We upgraded to concourse v5.3.0 back in June and started using the let's encrypt functionality. This has been running fine and we were happy. However, The original certificates is expiring in a couple weeks now. We expected our certificate to update around 30 days before expiration, but it has not.
Looking at certificate transparency logs for our particular domain at https://crt.sh, we see the domain actually renewed around 30 days before expiration - and apparently again a week after that. However our concourse is still serving the old certificate that expires in two weeks.
Enable "Let's Encrypt" functionality and see that the certificate does not get updated.
We expected the certificate to automatically update.
Looking into this we started seeing errors in the concourse db logs around 30 days prior to expiration:
ERROR: duplicate key value violates unique constraint "cert_cache_pkey"
DETAIL: Key (domain)=(OUR-FANCY-DOMAIN) already exists.
STATEMENT: INSERT INTO cert_cache (domain, cert, nonce) VALUES ($1, $2, $3)
One hypothesis we have is that the new certificate just isn't getting stored in the cache so not refreshing. In particular we see that the query to store state in the database cert_cache table is an INSERT but perhaps it needs to be an UPSERT instead.
Thanks for looking into it, that theory about needing an UPSERT sounds accurate. I'll prioritize this so we get to it soon. v5.5 is about to ship and won't include this, but we can try to get it in a patch release soon after.
Rename the domain for the record where you cert is and restart concourse web. Upon restart it'll grab a new certificate.

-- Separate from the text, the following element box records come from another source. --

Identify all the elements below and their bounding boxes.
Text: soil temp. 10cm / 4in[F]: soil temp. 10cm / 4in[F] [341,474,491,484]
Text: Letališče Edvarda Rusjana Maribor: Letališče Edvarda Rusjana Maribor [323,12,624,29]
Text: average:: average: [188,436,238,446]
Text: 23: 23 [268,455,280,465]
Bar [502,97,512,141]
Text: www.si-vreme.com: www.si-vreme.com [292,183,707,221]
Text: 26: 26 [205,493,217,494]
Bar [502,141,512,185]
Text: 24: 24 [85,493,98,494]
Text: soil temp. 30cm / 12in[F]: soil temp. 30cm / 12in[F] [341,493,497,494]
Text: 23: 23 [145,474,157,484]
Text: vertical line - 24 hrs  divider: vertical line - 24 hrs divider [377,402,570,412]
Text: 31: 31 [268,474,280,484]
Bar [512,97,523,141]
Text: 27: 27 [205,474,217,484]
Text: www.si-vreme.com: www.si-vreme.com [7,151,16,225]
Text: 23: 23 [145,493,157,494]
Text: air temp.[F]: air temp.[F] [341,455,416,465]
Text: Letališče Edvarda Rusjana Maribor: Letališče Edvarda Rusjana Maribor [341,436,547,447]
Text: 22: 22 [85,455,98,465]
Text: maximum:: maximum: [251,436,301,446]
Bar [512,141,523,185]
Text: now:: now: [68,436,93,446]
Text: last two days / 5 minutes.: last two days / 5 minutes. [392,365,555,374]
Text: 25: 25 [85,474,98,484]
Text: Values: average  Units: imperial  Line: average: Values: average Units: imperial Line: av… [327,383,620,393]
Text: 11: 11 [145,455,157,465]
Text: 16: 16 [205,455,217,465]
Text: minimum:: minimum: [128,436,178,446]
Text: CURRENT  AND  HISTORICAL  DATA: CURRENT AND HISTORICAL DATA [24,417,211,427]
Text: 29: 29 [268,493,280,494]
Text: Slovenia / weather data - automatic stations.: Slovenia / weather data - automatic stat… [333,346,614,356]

update cert_cache set domain='old_cert' where domain='your.domain.com';
We applied a similar workaround, but restarting concourse web initially failed for us. This is because autocert had already exhausted the ~5 renew attempts per week and we hit the Let's Encrypt API rate limit.
We ended up moving the old cert_cache entry out of the way about a day before the rate limits reset again. Then the cert automatically refreshed. So the workaround can be a bit more annoying that just running a query and restarting services.